PP12.3 – 2284: Crossing barriers: The importance of a multidisciplinary approach to young-onset movement disorders

Objective Management of young-onset movement disorders is often challenging. The ideal approach requires a broad spectrum of skills and knowledge of the clinician, including (1) correct classification; (2) differentiation of normal and abnormal development; (3) knowledge of the possible acquired and genetic aetiologies, including metabolic diseases; and (4) knowledge of current genetic diagnostic strategies. Therefore, we initiated a specialised multidisciplinary outpatient clinic for young-onset movement disorders, with a team consisting of an adult neurologist specialised in movement disorders, paediatric neurologist, clinical geneticist and paediatrician specialised in metabolic diseases and genetics. The aim of this observational study was to report our experience. Methods The medical records of the first 100 patients who visited the multidisciplinary outpatient clinic were reviewed. We compared the movement disorder classification, (supposed) etiological diagnosis and treatment strategies before and after the visit. In addition, we evaluated the effects of initiated therapies as reported by the patients or their caregivers. Results Patients (n=100) had an age of 12.5 years ± 6.3 and 56 of them were boys. The mean onset age of the symptoms was 3.4 years ± 5.3. Referring specialists were predominantly (paediatric) neurologists (74%) with as main referring questions classification (50%), etiological diagnosis (38%) and treatment options for the movement disorder (42%). In 58 patients movement disorder classification was revised, especially from ataxia and tremor to myoclonus. Differences in etiological diagnosis were particular made in the genetic domain where the confirmed genetic diagnosis in patients almost doubled from 17 to 32. The team changed the treatment strategy in the majority of the patients (60%). In 70% (n=40) patients and/or their caregivers reported a subjective positive effect three to six months after initiation. Conclusion The results of this observational study indicate that multidisciplinary specialist care significantly contributes to the diagnosis and treatment of young-onset movement disorders.
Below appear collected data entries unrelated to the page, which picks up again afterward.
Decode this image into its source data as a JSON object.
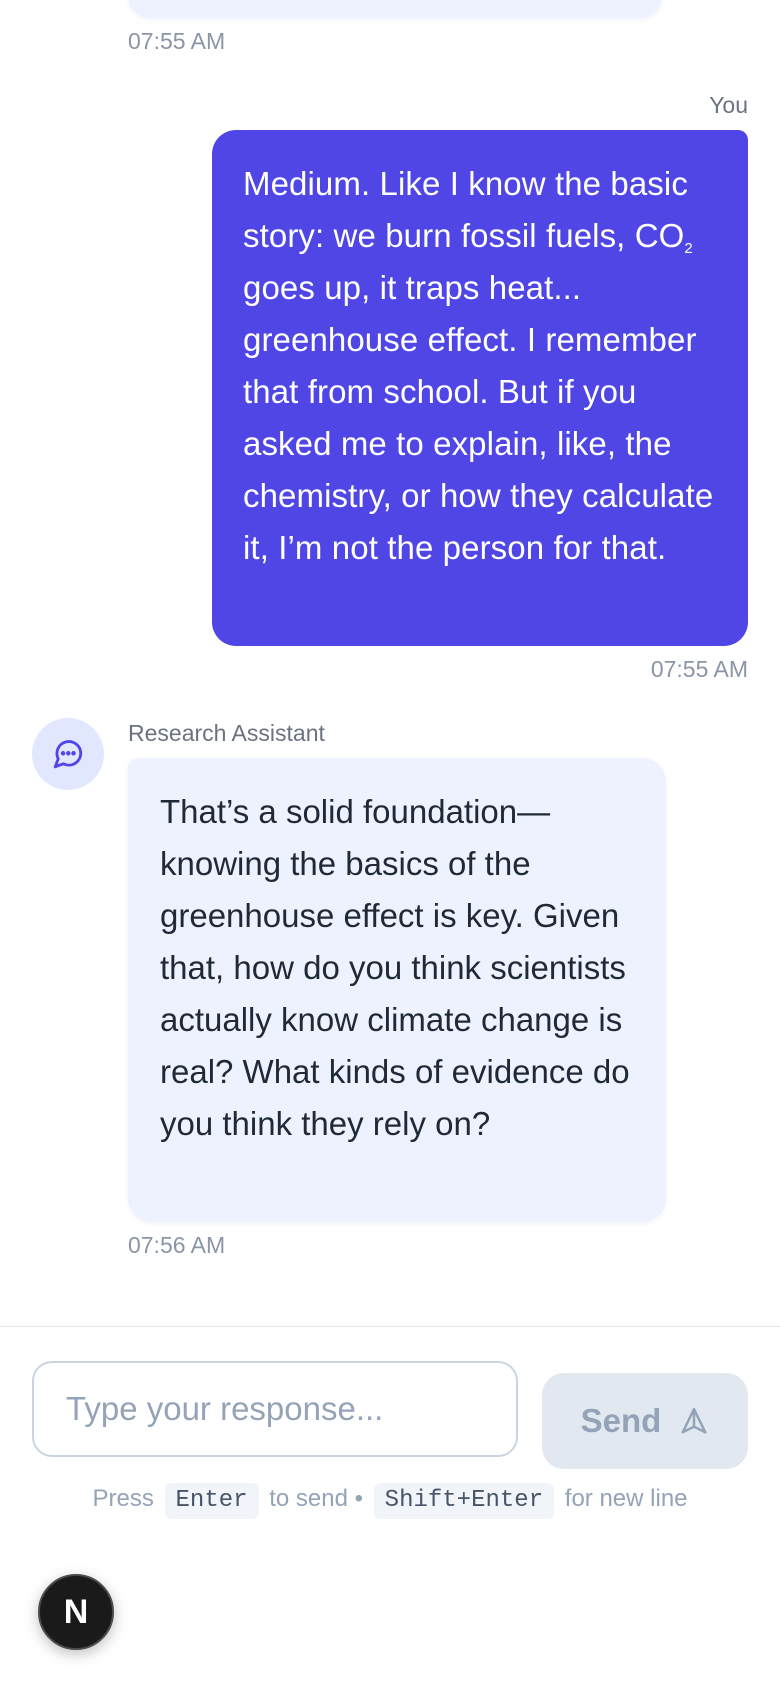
{
  "messages": {
    "previous": {
      "timestamp": "07:55 AM"
    },
    "user": {
      "sender": "You",
      "text_before_sub": "Medium. Like I know the basic story: we burn fossil fuels, CO",
      "subscript": "2",
      "text_after_sub": " goes up, it traps heat... greenhouse effect. I remember that from school. But if you asked me to explain, like, the chemistry, or how they calculate it, I’m not the person for that.",
      "timestamp": "07:55 AM"
    },
    "assistant": {
      "sender": "Research Assistant",
      "avatar_icon": "chat-bubble-icon",
      "text": "That’s a solid foundation—knowing the basics of the greenhouse effect is key. Given that, how do you think scientists actually know climate change is real? What kinds of evidence do you think they rely on?",
      "timestamp": "07:56 AM"
    }
  },
  "composer": {
    "placeholder": "Type your response...",
    "value": "",
    "send_label": "Send",
    "send_icon": "send-arrow-icon",
    "hint": {
      "press": "Press",
      "key_send": "Enter",
      "to_send": "to send •",
      "key_newline": "Shift+Enter",
      "for_newline": "for new line"
    }
  },
  "badge": {
    "letter": "N"
  },
  "colors": {
    "user_bubble": "#4f46e5",
    "assistant_bubble": "#eef2ff",
    "send_disabled": "#e2e8f0",
    "timestamp": "#8b95a7"
  }
}
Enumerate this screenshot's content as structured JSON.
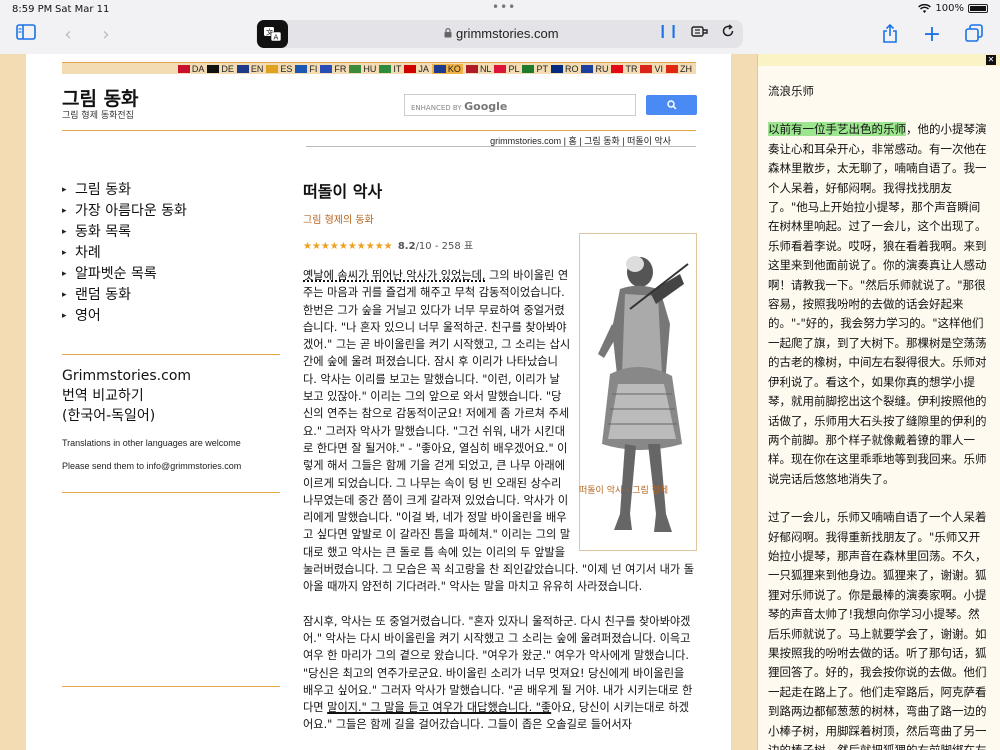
{
  "status": {
    "time": "8:59 PM",
    "date": "Sat Mar 11",
    "battery": "100%"
  },
  "browser": {
    "url": "grimmstories.com",
    "translate_icon": "translate-icon"
  },
  "languages": [
    {
      "code": "DA",
      "color": "#c8102e"
    },
    {
      "code": "DE",
      "color": "#111111"
    },
    {
      "code": "EN",
      "color": "#1f3a8a"
    },
    {
      "code": "ES",
      "color": "#e0a020"
    },
    {
      "code": "FI",
      "color": "#1e56b4"
    },
    {
      "code": "FR",
      "color": "#2a4db5"
    },
    {
      "code": "HU",
      "color": "#3c8a3c"
    },
    {
      "code": "IT",
      "color": "#2d8a3e"
    },
    {
      "code": "JA",
      "color": "#d00000"
    },
    {
      "code": "KO",
      "color": "#1c3b8f",
      "active": true
    },
    {
      "code": "NL",
      "color": "#ae1c28"
    },
    {
      "code": "PL",
      "color": "#dc143c"
    },
    {
      "code": "PT",
      "color": "#1e7b2e"
    },
    {
      "code": "RO",
      "color": "#002b7f"
    },
    {
      "code": "RU",
      "color": "#1c3fa0"
    },
    {
      "code": "TR",
      "color": "#e30a17"
    },
    {
      "code": "VI",
      "color": "#da251d"
    },
    {
      "code": "ZH",
      "color": "#de2910"
    }
  ],
  "site": {
    "title": "그림 동화",
    "subtitle": "그림 형제 동화전집",
    "search_enhanced": "ENHANCED BY",
    "search_brand": "Google",
    "breadcrumb": "grimmstories.com | 홈 | 그림 동화 | 떠돌이 악사"
  },
  "sidebar": {
    "items": [
      "그림 동화",
      "가장 아름다운 동화",
      "동화 목록",
      "차례",
      "알파벳순 목록",
      "랜덤 동화",
      "영어"
    ],
    "compare_title": "Grimmstories.com",
    "compare_line2": "번역 비교하기",
    "compare_line3": "(한국어-독일어)",
    "note1": "Translations in other languages are welcome",
    "note2": "Please send them to info@grimmstories.com"
  },
  "story": {
    "title": "떠돌이 악사",
    "author": "그림 형제의 동화",
    "stars": "★★★★★★★★★★",
    "rating_value": "8.2",
    "rating_suffix": "/10 - 258 표",
    "illustration_caption": "떠돌이 악사 - 그림 형제",
    "p1_first": "옛날에 솜씨가 뛰어난 악사가 있었는데,",
    "p1_rest": " 그의 바이올린 연주는 마음과 귀를 즐겁게 해주고 무척 감동적이었습니다. 한번은 그가 숲을 거닐고 있다가 너무 무료하여 중얼거렸습니다. \"나 혼자 있으니 너무 울적하군. 친구를 찾아봐야겠어.\" 그는 곧 바이올린을 켜기 시작했고, 그 소리는 삽시간에 숲에 울려 퍼졌습니다. 잠시 후 이리가 나타났습니다. 악사는 이리를 보고는 말했습니다. \"이런, 이리가 날 보고 있잖아.\" 이리는 그의 앞으로 와서 말했습니다. \"당신의 연주는 참으로 감동적이군요! 저에게 좀 가르쳐 주세요.\" 그러자 악사가 말했습니다. \"그건 쉬워, 내가 시킨대로 한다면 잘 될거야.\" - \"좋아요, 열심히 배우겠어요.\" 이렇게 해서 그들은 함께 기을 걷게 되었고, 큰 나무 아래에 이르게 되었습니다. 그 나무는 속이 텅 빈 오래된 상수리나무였는데 중간 쯤이 크게 갈라져 있었습니다. 악사가 이리에게 말했습니다. \"이걸 봐, 네가 정말 바이올린을 배우고 싶다면 앞발로 이 갈라진 틈을 파헤쳐.\" 이리는 그의 말대로 했고 악사는 큰 돌로 틈 속에 있는 이리의 두 앞발을 눌러버렸습니다. 그 모습은 꼭 쇠고랑을 찬 죄인같았습니다. \"이제 넌 여기서 내가 돌아올 때까지 얌전히 기다려라.\" 악사는 말을 마치고 유유히 사라졌습니다.",
    "p2_a": "잠시후, 악사는 또 중얼거렸습니다. \"혼자 있자니 울적하군. 다시 친구를 찾아봐야겠어.\" 악사는 다시 바이올린을 켜기 시작했고 그 소리는 숲에 울려퍼졌습니다. 이윽고 여우 한 마리가 그의 곁으로 왔습니다. \"여우가 왔군.\" 여우가 악사에게 말했습니다. \"당신은 최고의 연주가로군요. 바이올린 소리가 너무 멋져요! 당신에게 바이올린을 배우고 싶어요.\" 그러자 악사가 말했습니다. \"곧 배우게 될 거야. 내가 시키는대로 한다면 ",
    "p2_cursor": "말이지.\" 그 말을 듣고 여우가 대답했습니다. \"좋",
    "p2_b": "아요, 당신이 시키는대로 하겠어요.\" 그들은 함께 길을 걸어갔습니다. 그들이 좁은 오솔길로 들어서자"
  },
  "panel": {
    "title": "流浪乐师",
    "p1_highlight": "以前有一位手艺出色的乐师",
    "p1_rest": "，他的小提琴演奏让心和耳朵开心，非常感动。有一次他在森林里散步，太无聊了，喃喃自语了。我一个人呆着，好郁闷啊。我得找找朋友了。\"他马上开始拉小提琴，那个声音瞬间在树林里响起。过了一会儿，这个出现了。乐师看着李说。哎呀，狼在看着我啊。来到这里来到他面前说了。你的演奏真让人感动啊！请教我一下。\"然后乐师就说了。\"那很容易，按照我吩咐的去做的话会好起来的。\"-\"好的，我会努力学习的。\"这样他们一起爬了旗，到了大树下。那棵树是空荡荡的古老的橡树，中间左右裂得很大。乐师对伊利说了。看这个，如果你真的想学小提琴，就用前脚挖出这个裂缝。伊利按照他的话做了，乐师用大石头按了缝隙里的伊利的两个前脚。那个样子就像戴着镣的罪人一样。现在你在这里乖乖地等到我回来。乐师说完话后悠悠地消失了。",
    "p2": "过了一会儿，乐师又喃喃自语了一个人呆着好郁闷啊。我得重新找朋友了。\"乐师又开始拉小提琴，那声音在森林里回荡。不久，一只狐狸来到他身边。狐狸来了，谢谢。狐狸对乐师说了。你是最棒的演奏家啊。小提琴的声音太帅了!我想向你学习小提琴。然后乐师就说了。马上就要学会了，谢谢。如果按照我的吩咐去做的话。听了那句话，狐狸回答了。好的，我会按你说的去做。他们一起走在路上了。他们走窄路后，阿克萨看到路两边都郁葱葱的树林，弯曲了路一边的小棒子树，用脚踩着树顶，然后弯曲了另一边的棒子树。然后就把狐狸的右前脚绑在左边的棒子上"
  }
}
Reversal of Status Dystonicus after Relocation of Pallidal Electrodes in DYT6 Generalized Dystonia

Background DYT6 dystonia can have an unpredictable clinical course and the result of deep brain stimulation (DBS) of the internal part of the globus pallidus (GPi) is known to be less robust than in other forms of autosomal dominant dystonia. Patients who had previous stereotactic surgery with insufficient clinical benefit form a particular challenge with very limited other treatment options available. Case Report A pediatric DYT6 patient unexpectedly deteriorated to status dystonicus 1 year after GPi DBS implantation with good initial clinical response. After repositioning the DBS electrodes the status dystonicus resolved. Discussion This case study demonstrates that medication‐resistant status dystonicus in DYT6 dystonia can be reversed by relocation of pallidal electrodes. This case highlights that repositioning of DBS electrodes may be considered in patients with status dystonicus, especially when the electrode position is not optimal, even after an initial clinical response to DBS.